As contradições me consolam, me acalmam. Ao preparar aulas sobre a neurofisiologia da visão, quase sempre acabo em Rubem Alves, não sei por quê. O título da postagem é de um artigo de Rubem Alves de 2004, quando ele cita o poeta Alberto Caeiro(heterônimo de Pessoa): “Sua missão seria partejar olhos vagabundos”. Tenho este texto guardado em papel até hoje; releio sempre quando percebo que meu olhar se concentra demasiadamente na vida funcional. O texto é um despertar para mudanças de olhar.

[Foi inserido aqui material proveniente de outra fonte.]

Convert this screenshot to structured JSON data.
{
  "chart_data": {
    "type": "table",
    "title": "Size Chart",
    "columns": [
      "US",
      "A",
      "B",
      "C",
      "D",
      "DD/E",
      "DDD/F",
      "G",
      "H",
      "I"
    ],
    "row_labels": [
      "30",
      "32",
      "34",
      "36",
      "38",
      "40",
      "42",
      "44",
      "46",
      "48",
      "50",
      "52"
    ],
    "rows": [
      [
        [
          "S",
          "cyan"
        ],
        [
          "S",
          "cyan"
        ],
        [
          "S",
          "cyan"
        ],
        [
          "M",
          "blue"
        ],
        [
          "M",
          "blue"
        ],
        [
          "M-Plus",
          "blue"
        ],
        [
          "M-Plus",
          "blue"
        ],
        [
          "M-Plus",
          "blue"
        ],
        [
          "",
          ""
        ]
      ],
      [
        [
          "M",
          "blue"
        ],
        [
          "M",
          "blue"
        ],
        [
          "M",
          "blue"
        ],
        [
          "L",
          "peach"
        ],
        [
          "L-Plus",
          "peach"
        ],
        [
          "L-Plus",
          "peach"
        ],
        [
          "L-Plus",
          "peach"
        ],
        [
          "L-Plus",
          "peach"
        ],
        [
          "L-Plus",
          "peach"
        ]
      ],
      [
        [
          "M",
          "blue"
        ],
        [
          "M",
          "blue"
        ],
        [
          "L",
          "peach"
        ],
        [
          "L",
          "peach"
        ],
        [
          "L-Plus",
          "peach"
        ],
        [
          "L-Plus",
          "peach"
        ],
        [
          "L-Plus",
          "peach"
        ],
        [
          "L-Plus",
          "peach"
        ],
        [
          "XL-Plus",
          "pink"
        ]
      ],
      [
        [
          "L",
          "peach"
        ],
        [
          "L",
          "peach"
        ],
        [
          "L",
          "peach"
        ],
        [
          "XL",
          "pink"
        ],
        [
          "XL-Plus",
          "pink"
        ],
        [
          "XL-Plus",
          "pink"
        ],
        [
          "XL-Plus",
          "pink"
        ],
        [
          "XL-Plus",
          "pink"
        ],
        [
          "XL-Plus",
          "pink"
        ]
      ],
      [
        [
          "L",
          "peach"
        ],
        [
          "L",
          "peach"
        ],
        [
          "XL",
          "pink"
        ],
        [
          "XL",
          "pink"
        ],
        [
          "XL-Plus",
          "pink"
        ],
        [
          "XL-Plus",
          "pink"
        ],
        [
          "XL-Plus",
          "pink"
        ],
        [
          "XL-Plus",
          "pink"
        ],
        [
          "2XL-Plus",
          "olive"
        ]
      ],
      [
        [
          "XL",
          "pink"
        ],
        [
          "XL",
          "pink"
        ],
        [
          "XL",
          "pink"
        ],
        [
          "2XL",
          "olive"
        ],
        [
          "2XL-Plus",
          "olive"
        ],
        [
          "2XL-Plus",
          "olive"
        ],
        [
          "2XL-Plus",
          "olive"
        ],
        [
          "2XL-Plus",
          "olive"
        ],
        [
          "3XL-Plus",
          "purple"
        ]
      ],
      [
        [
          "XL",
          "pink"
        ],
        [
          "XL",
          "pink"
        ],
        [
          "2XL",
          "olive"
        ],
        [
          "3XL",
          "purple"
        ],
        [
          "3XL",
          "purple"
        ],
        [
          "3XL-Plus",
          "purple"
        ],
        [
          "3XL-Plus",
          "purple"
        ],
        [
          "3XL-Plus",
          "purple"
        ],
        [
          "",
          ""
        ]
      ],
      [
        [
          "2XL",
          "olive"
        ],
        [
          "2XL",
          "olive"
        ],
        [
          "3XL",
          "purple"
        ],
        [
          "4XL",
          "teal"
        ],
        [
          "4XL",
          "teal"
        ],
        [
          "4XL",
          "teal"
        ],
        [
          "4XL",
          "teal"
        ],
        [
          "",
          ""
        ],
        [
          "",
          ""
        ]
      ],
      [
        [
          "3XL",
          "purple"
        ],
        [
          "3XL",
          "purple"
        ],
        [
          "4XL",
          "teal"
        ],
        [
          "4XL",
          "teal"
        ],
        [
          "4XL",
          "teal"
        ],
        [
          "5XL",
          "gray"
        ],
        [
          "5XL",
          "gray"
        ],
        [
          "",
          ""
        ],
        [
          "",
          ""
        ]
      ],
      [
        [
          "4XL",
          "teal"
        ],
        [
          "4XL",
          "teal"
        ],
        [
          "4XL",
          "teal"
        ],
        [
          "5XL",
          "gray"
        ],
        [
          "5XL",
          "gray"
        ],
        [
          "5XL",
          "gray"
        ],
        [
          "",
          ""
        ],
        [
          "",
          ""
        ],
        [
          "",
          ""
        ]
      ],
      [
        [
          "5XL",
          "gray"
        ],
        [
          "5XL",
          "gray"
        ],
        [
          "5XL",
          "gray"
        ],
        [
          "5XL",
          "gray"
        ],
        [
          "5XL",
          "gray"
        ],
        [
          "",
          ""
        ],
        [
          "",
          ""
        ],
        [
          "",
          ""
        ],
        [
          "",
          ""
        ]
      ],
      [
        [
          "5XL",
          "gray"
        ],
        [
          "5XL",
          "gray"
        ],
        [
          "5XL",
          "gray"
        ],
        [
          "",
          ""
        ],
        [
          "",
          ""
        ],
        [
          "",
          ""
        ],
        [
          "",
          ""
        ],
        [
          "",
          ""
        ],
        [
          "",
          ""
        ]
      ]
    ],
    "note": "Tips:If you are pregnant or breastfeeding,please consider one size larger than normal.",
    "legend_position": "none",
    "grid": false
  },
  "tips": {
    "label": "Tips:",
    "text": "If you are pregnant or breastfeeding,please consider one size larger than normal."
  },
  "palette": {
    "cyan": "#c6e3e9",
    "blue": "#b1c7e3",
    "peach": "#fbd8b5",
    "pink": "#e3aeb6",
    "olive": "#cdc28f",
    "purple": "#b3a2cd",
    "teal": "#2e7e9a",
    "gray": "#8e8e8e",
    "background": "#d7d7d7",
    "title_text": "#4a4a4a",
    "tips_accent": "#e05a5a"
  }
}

“Olhos vagabundos” corresponde a uma suspensão voluntária da percepção funcional, para Rubem Alves. Na prática, isso significa que a alma precisa de tempo para perceber seu meio, contemplar o seu redor. Esse conceito também pode ser explicado quando ativamos os modos atencionais bottom-up (neuropsicologia) – ou seja, quando olhamos sem preocupação, sem metas. Um olhar orientado por saliência sensorial, como o olhar dos poetas. O contrário, o olhar top-down, um olhar funcional que organiza categorias e estimula o córtex pré-frontal. Esse olhar que, ao final do dia, nos deixa exaustos, sem desejo de buscar novas informações.
O “olhar vagabundo” é um sistema atencional sem GPS: “anda por paisagens sensoriais sem pressa de chegar”. Com o uso incansável do celular, perdemos o olhar vagabundo, escanteamos o lúdico do olhar, a miragem do crepúsculo, o desejo de ver a profundidade do semelhante.
A complicada arte de ver, como escreveu Rubem Alves, tem cura: “partejar olhos vagabundos”.